If every picture is worth a thousand words, then Kulwant Roy was probably the Bard of Indian photography. A chronological presentation of the prolific lensman’s works could be the best history lesson a schoolgoer could get.
Roy’s collection of candid moments of Pandit Jawaharlal Nehru, Mahatma Gandhi, and other stalwarts of early twentieth century India was inherited by his nephew, advertising photographer, Aditya Arya, in a container that remained unopened for more than two decades. And when he did open them, he chanced upon a treasure trove that brought along with it responsibilities. “These are pictures of national importance, you can’t be fooling around with them,” says Arya.
Safely housed and exhibited at his Gurgaon residence, the collection also includes rare negatives by Arya’s grandfather, M.P. Kedar. These invaluable frames that provide a peek into the past and help acquire a perspective on the present, he says. “These days people click thousands of pictures with their digital cameras and get one right. They don’t know what photography is,” he laments.

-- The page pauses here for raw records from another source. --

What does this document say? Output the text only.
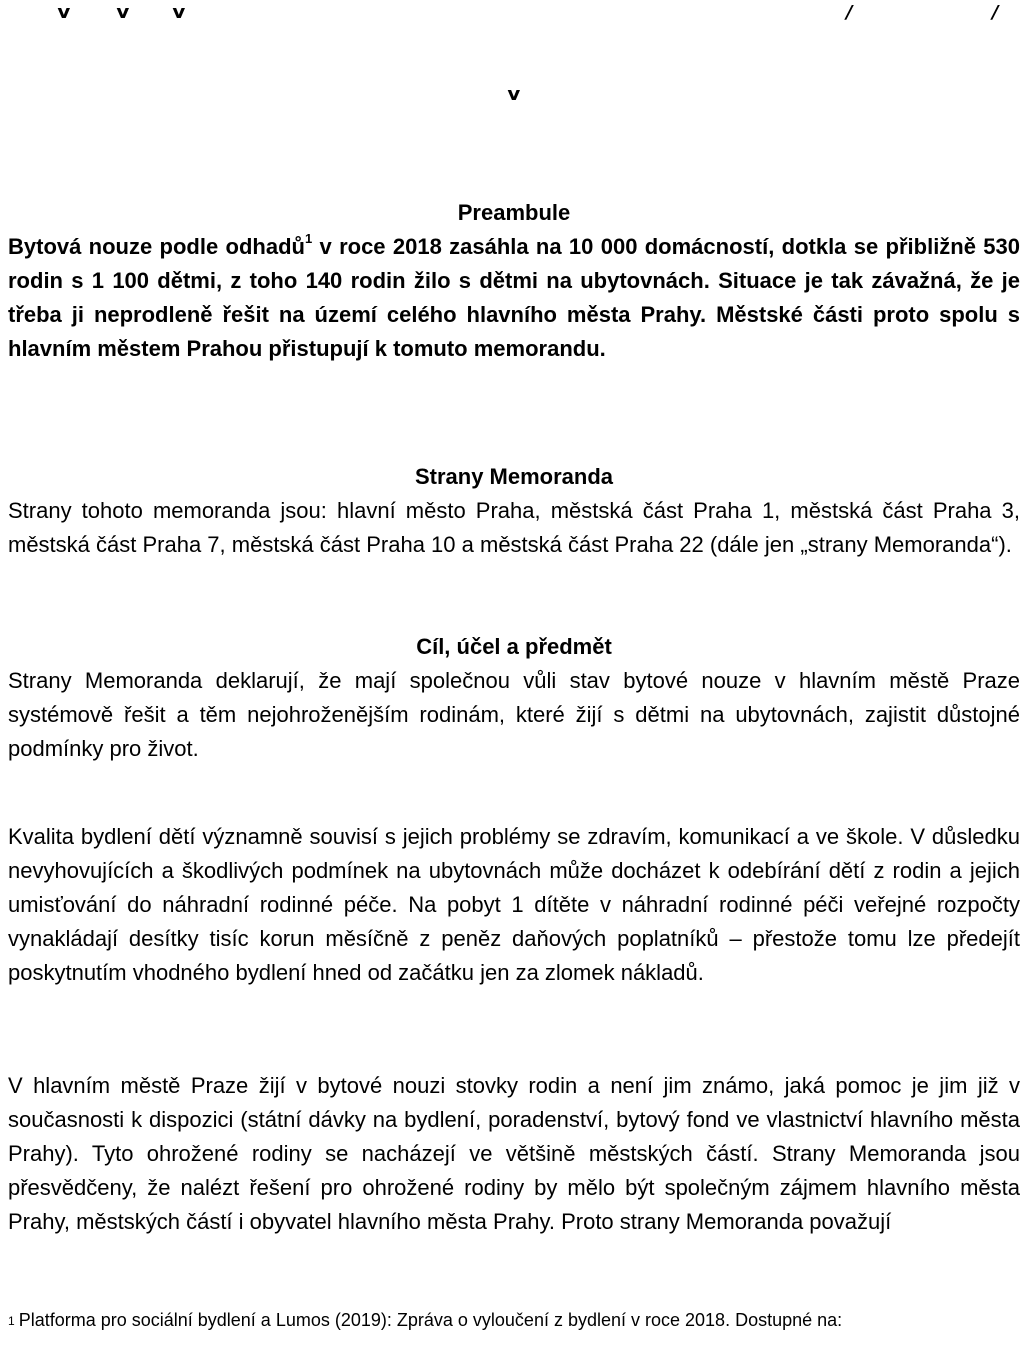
v	v v	/	/
v

Preambule

Bytová nouze podle odhadů$^1$ v roce 2018 zasáhla na 10 000 domácností, dotkla se přibližně 530 rodin s 1 100 dětmi, z toho 140 rodin žilo s dětmi na ubytovnách. Situace je tak závažná, že je třeba ji neprodleně řešit na území celého hlavního města Prahy. Městské části proto spolu s hlavním městem Prahou přistupují k tomuto memorandu.

Strany Memoranda

Strany tohoto memoranda jsou: hlavní město Praha, městská část Praha 1, městská část Praha 3, městská část Praha 7, městská část Praha 10 a městská část Praha 22 (dále jen „strany Memoranda“).

Cíl, účel a předmět

Strany Memoranda deklarují, že mají společnou vůli stav bytové nouze v hlavním městě Praze systémově řešit a těm nejohroženějším rodinám, které žijí s dětmi na ubytovnách, zajistit důstojné podmínky pro život.

Kvalita bydlení dětí významně souvisí s jejich problémy se zdravím, komunikací a ve škole. V důsledku nevyhovujících a škodlivých podmínek na ubytovnách může docházet k odebírání dětí z rodin a jejich umisťování do náhradní rodinné péče. Na pobyt 1 dítěte v náhradní rodinné péči veřejné rozpočty vynakládají desítky tisíc korun měsíčně z peněz daňových poplatníků – přestože tomu lze předejít poskytnutím vhodného bydlení hned od začátku jen za zlomek nákladů.

V hlavním městě Praze žijí v bytové nouzi stovky rodin a není jim známo, jaká pomoc je jim již v současnosti k dispozici (státní dávky na bydlení, poradenství, bytový fond ve vlastnictví hlavního města Prahy). Tyto ohrožené rodiny se nacházejí ve většině městských částí. Strany Memoranda jsou přesvědčeny, že nalézt řešení pro ohrožené rodiny by mělo být společným zájmem hlavního města Prahy, městských částí i obyvatel hlavního města Prahy. Proto strany Memoranda považují

$^1$ Platforma pro sociální bydlení a Lumos (2019): Zpráva o vyloučení z bydlení v roce 2018. Dostupné na:
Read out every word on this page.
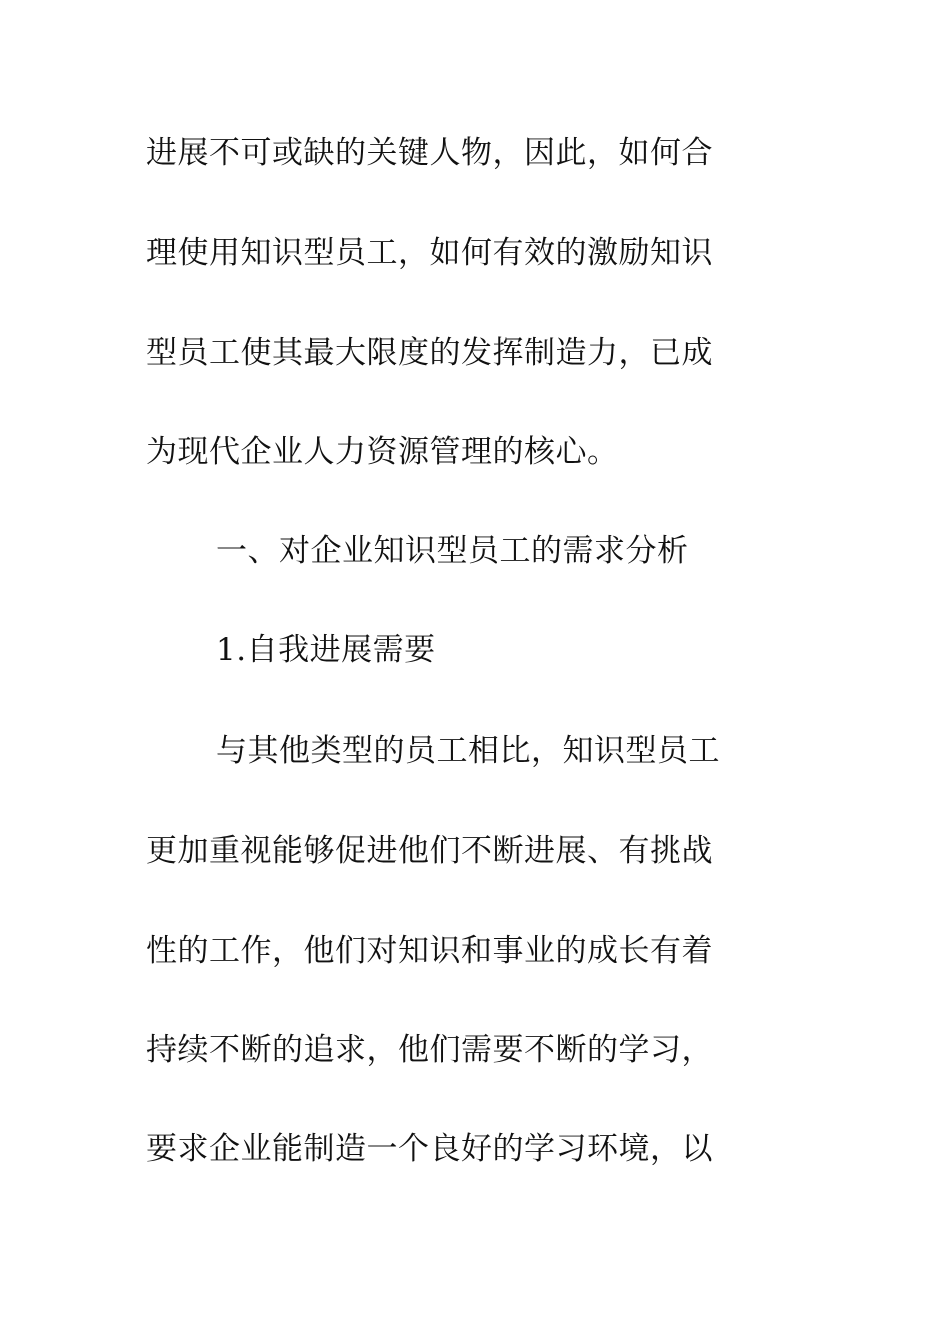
进展不可或缺的关键人物，因此，如何合
理使用知识型员工，如何有效的激励知识
型员工使其最大限度的发挥制造力，已成
为现代企业人力资源管理的核心。
一、对企业知识型员工的需求分析
1.自我进展需要
与其他类型的员工相比，知识型员工
更加重视能够促进他们不断进展、有挑战
性的工作，他们对知识和事业的成长有着
持续不断的追求，他们需要不断的学习，
要求企业能制造一个良好的学习环境，以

So, to resurrect the photographic legacies that lay languishing Arya felt the need to setup the India Photo Archive Foundation to preserve and document these .
And the painstakingly preserved volumes of historical images are a testament of his determined efforts. The upkeep of the valuable prints and negatives, archiving them in polyester sheets, PH testing the paper, storing in a humidity-controlled atmosphere takes a lot of doing, but the maverick photographer says monetary aspects take backseat when one Is dealing with a national treasure. “The question is — what will we leave behind? I’m not bothered about the market, this is what I’ll leave behind for posterity,” says Arya.
His collection of cameras (the oldest one belonging from 1890) and photography equipment — some gifted, mostly his own — too are a sight to behold. And the images like that of the Indian Constitution being signed, Nehru hugging his grandson Rajiv Gandhi before leaving for a trip, or the one where he is all padded upto to go to bat on a cricket field are iconic, to say the least. “How many people have seen a photograph of the Indian Constitution being signed?” he asks showing the now restored and framed negative of when India became a Republic.